Iedereen wil vooraan staan wanneer het begint. Mensen staan te dringen om maar gaan een glimp op te vangen. "Het moment is gekomen" gonst het daar de massa. "Nu gaat het gebeuren" Een gespannen verwachting trekt over ruggen, hier en daar ontstaat er kippenvel. Een dag om nooit te vergeten zal het worden, een moment waarbij iedereen weet waar hij was toen het gebeurde.

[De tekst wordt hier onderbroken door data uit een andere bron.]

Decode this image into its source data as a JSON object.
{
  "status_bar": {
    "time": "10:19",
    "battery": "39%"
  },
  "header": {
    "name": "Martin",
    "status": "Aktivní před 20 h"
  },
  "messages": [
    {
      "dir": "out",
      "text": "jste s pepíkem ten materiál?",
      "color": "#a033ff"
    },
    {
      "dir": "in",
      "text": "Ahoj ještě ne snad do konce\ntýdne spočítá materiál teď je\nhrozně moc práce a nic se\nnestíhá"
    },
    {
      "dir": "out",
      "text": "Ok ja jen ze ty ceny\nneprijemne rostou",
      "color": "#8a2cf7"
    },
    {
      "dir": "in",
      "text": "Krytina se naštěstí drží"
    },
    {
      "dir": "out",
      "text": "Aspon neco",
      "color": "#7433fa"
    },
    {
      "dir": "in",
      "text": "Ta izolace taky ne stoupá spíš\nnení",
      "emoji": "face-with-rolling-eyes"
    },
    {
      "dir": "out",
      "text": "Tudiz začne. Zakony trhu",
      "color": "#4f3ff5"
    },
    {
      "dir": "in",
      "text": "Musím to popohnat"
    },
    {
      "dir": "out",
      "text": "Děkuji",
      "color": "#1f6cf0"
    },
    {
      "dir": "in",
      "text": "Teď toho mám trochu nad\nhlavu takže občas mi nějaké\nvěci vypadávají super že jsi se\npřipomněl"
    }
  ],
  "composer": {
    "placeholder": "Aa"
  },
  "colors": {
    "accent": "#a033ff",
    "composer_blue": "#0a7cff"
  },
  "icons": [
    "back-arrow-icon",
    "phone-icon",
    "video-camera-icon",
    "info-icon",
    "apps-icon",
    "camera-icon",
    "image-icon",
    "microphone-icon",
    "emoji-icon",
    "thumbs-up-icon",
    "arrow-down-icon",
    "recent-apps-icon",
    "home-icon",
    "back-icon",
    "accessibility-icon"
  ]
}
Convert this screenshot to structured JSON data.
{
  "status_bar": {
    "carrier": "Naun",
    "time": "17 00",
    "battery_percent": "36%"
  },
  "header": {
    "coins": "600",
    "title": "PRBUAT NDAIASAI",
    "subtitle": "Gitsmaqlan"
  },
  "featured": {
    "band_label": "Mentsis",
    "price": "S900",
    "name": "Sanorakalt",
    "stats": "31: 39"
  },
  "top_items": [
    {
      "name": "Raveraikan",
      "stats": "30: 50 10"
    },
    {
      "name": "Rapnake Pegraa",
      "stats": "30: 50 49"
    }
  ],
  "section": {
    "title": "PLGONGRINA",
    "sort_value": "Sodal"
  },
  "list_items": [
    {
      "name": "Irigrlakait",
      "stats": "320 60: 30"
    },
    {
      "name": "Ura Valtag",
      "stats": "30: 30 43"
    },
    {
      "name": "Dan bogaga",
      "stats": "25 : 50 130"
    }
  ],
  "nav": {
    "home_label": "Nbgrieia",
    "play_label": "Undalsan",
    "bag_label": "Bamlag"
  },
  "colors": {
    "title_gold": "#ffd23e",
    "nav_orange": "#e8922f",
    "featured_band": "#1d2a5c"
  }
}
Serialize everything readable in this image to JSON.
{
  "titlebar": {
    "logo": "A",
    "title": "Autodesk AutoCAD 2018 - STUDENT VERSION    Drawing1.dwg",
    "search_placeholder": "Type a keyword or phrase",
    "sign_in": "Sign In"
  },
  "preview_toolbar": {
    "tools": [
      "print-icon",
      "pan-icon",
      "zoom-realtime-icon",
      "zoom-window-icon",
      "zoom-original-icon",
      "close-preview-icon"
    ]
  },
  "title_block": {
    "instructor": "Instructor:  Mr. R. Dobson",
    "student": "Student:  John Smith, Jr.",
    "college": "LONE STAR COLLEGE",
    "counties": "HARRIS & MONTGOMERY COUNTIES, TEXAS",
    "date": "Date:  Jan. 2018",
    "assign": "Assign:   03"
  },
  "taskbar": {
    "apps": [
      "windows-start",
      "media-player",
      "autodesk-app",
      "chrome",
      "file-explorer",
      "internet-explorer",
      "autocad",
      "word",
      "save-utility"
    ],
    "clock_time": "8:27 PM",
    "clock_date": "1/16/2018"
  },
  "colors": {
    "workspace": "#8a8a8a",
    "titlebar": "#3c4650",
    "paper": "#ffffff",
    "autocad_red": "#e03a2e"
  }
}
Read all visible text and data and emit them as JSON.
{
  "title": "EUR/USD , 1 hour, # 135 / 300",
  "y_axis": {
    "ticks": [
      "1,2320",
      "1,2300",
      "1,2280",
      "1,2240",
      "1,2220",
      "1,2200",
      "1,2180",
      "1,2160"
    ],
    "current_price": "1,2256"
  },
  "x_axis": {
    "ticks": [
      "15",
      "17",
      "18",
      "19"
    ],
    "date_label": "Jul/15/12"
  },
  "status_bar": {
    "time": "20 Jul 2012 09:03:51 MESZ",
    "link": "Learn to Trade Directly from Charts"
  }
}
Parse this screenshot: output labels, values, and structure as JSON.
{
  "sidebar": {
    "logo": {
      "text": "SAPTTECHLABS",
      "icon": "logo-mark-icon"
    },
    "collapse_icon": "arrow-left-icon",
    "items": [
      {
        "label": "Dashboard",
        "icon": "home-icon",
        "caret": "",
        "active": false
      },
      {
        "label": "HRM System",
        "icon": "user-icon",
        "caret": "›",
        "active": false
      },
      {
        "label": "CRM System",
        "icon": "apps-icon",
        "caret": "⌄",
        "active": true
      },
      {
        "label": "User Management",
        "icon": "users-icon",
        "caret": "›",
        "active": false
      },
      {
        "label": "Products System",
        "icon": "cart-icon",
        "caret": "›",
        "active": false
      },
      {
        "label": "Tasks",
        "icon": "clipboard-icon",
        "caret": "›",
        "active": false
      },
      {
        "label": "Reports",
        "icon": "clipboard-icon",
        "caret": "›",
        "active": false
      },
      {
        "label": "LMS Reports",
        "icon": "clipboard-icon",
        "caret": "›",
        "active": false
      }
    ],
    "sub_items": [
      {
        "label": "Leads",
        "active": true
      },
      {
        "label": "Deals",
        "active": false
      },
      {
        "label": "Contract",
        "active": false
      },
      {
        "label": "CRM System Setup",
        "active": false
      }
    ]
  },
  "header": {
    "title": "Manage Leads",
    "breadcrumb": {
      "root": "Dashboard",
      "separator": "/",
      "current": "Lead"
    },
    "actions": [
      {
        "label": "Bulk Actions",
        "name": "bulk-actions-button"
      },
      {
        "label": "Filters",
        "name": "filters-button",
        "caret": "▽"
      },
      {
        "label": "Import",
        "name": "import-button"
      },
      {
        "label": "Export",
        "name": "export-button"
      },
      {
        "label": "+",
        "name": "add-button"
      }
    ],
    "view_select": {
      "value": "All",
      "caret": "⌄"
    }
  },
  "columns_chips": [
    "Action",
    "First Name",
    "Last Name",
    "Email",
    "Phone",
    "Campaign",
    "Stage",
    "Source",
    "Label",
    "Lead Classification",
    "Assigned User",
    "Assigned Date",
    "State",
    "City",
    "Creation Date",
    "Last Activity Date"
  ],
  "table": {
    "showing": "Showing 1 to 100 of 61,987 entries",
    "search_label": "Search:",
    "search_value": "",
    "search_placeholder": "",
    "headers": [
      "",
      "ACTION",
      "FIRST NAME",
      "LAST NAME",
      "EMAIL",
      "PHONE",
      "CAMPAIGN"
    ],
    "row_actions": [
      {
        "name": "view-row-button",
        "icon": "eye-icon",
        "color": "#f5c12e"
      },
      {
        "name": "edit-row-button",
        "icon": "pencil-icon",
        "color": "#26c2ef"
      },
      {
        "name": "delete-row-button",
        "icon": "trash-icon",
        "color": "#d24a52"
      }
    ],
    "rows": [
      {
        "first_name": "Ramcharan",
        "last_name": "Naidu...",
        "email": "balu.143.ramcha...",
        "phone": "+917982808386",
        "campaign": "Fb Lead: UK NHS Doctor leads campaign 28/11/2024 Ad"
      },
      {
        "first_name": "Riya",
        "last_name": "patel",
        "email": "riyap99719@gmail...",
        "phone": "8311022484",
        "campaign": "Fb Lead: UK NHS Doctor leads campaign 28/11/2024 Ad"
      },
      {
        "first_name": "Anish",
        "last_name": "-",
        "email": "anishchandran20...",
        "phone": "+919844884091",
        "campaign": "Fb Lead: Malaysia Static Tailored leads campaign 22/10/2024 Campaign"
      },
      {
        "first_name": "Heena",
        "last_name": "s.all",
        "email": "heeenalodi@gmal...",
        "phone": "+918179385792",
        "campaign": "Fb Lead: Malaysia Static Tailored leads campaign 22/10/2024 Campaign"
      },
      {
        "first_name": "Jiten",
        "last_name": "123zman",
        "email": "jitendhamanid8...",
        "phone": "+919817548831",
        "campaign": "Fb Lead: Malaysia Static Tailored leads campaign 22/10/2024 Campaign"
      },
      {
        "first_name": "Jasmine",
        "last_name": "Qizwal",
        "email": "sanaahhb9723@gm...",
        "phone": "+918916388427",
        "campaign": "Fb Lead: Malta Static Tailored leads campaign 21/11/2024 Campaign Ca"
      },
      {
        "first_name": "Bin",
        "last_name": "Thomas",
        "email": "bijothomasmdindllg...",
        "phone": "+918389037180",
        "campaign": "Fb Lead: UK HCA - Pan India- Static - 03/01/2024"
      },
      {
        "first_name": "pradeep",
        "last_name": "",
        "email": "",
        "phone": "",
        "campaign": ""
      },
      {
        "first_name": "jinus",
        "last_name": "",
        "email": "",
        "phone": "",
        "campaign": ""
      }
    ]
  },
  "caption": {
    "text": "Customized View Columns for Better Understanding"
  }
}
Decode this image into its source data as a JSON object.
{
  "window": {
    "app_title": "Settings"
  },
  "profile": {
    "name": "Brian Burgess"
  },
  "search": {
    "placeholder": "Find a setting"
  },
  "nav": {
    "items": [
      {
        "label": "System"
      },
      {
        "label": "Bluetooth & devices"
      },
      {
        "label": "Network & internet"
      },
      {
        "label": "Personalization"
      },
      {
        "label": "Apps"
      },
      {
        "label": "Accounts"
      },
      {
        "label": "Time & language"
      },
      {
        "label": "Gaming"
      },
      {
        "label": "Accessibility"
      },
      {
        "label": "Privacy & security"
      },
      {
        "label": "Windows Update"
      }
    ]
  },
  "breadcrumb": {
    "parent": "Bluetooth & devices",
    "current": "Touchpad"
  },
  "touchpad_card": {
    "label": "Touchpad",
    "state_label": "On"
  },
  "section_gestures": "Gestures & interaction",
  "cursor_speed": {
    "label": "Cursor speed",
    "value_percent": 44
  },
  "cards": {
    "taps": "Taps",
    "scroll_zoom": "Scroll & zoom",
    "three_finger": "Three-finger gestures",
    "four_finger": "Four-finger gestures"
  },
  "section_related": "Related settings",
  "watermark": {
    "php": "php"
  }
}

"Schiet eens op!" schreeuwt er iemand vanuit de massa. Geroezemoes klinkt er als een antwoord. Dan gebeurt er iets vooraan. Een voetstap, de massa dringt zich verder op. "Het gaat gebeuren, het gaat gebeuren!" horen we van voren naar achteren gonzen. Er verschijnt een figuur op de open plaats en de mensen dringen iets verder naar voren zonder de plaats zelf te betreden. Ze willen alles zien, maar geen deel uitmaken van het gebeuren zelf. De figuur ziet er triest uit. Zwarte kleding, handen geboden achter de rug. Haren door de war en een blik gericht op de grond. Hij loopt alsof dit zijn laatste dag is, alsof zijn dood de gebeurtenis van de dag moet zijn. De massa gruwelt van zijn aanblik, hij is de oorzaak dat ze hier zijn en hij zal hun dag moeten maken. De figuur loopt door tot hij de rode stip in het midden bereikt. Daar blijft hij staan en kijkt de massa voor hem aan. Zijn blik leeg, verschoten en eenzaam. Hij kijkt naar het toegestroomde publiek zonder hem te zien. Het publiek houdt de adem in. Het gaat gebeuren, nu gaat het gebeuren.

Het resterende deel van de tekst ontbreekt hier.